The real trouble with In the Blink of an Eye is that its plots are so broad and generic. It would be much more powerful to see really detailed, specific stories identified as parts of a grandly universal human experience. As is, it feels like Stanton and Day are just trying to remind us of the most essential, obvious facets of being alive in the world. Which isn’t terribly useful or inspiring. Yeah, I know people die and people have babies and that’s been happening for a very, very long time. And?
Stanton’s actors do their noble best to breathe something true into these stock generalizations. It is an odd thrill to see McKinnon shed much of her sideways shtick and do things sincerely. She gets the last word of the film in a wholly serious monologue that she pretty much pulls off. (She is responsible for the moment that made me cry, by the way.)
But overall, there is so little texture to these character arcs that the actors are mostly just working in service of a blandly uplifting message. It’s as if they’ve all been commissioned by a well-funded science museum to lend their bodies and voices to the cause of slickly edible up-with-people infotainment.

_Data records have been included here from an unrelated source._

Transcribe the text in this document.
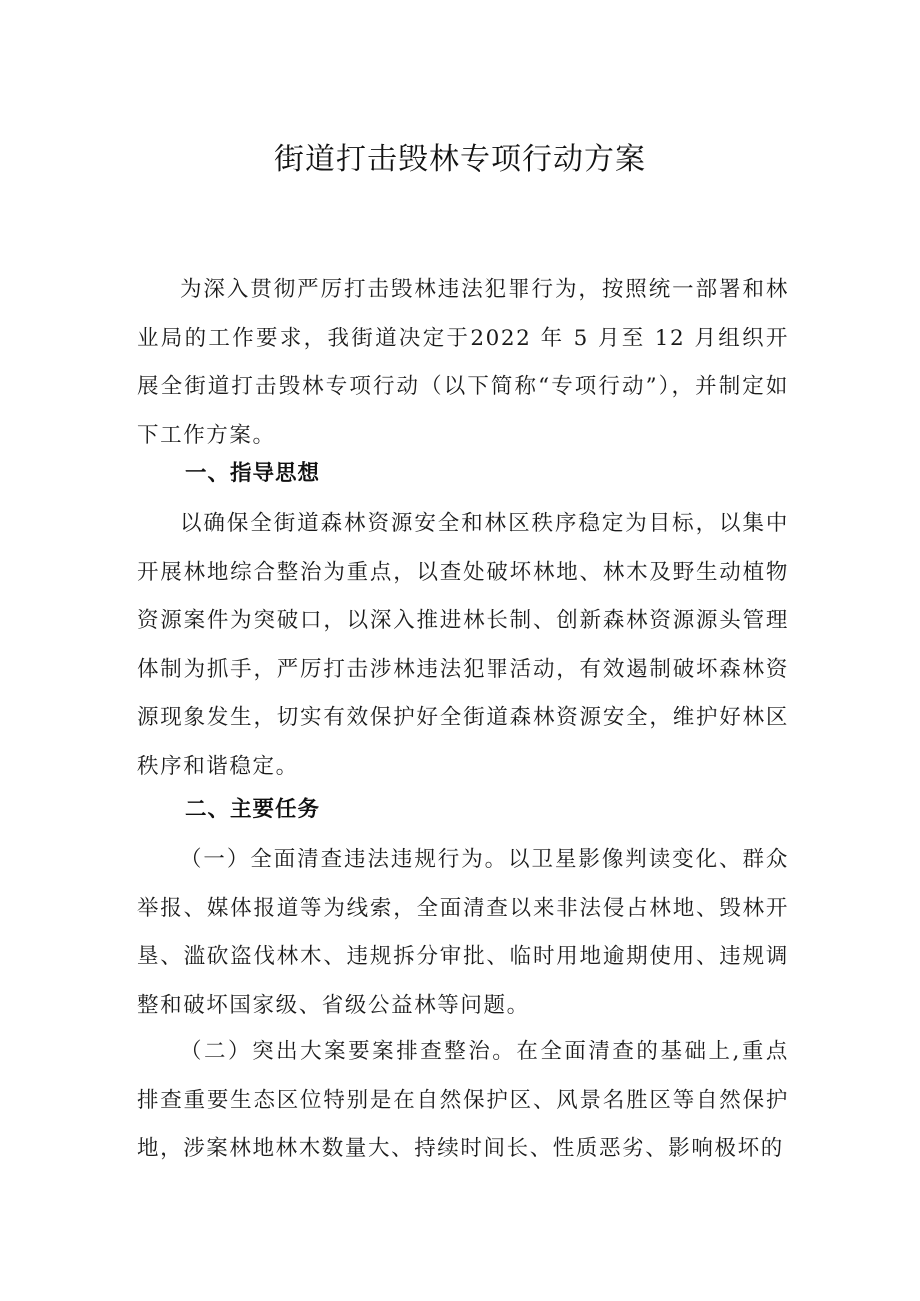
街道打击毁林专项行动方案

为深入贯彻严厉打击毁林违法犯罪行为，按照统一部署和林业局的工作要求，我街道决定于2022 年 5 月至 12 月组织开展全街道打击毁林专项行动（以下简称“专项行动”），并制定如下工作方案。

一、指导思想

以确保全街道森林资源安全和林区秩序稳定为目标，以集中开展林地综合整治为重点，以查处破坏林地、林木及野生动植物资源案件为突破口，以深入推进林长制、创新森林资源源头管理体制为抓手，严厉打击涉林违法犯罪活动，有效遏制破坏森林资源现象发生，切实有效保护好全街道森林资源安全，维护好林区秩序和谐稳定。

二、主要任务

（一）全面清查违法违规行为。以卫星影像判读变化、群众举报、媒体报道等为线索，全面清查以来非法侵占林地、毁林开垦、滥砍盗伐林木、违规拆分审批、临时用地逾期使用、违规调整和破坏国家级、省级公益林等问题。

（二）突出大案要案排查整治。在全面清查的基础上,重点排查重要生态区位特别是在自然保护区、风景名胜区等自然保护地，涉案林地林木数量大、持续时间长、性质恶劣、影响极坏的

Only, we don’t really learn much in the film. We are mostly meant to feel the movie, to allow our souls to be prodded and hugged tightly by this benevolent picture’s generous assessment of the most dangerous animal to ever exist on the planet. I’m not really buying it on the whole, and yet I did buy just enough of it that I shed a tear at the end, and thought, “Yeah, people really do be like that.” (It doesn’t hurt that Thomas Newman, the great purveyor of melancholy awe, wrote the score.) I’m not sure that’s quite the profound revelation and catharsis this ambitious film is aiming for, but it’s not nothing.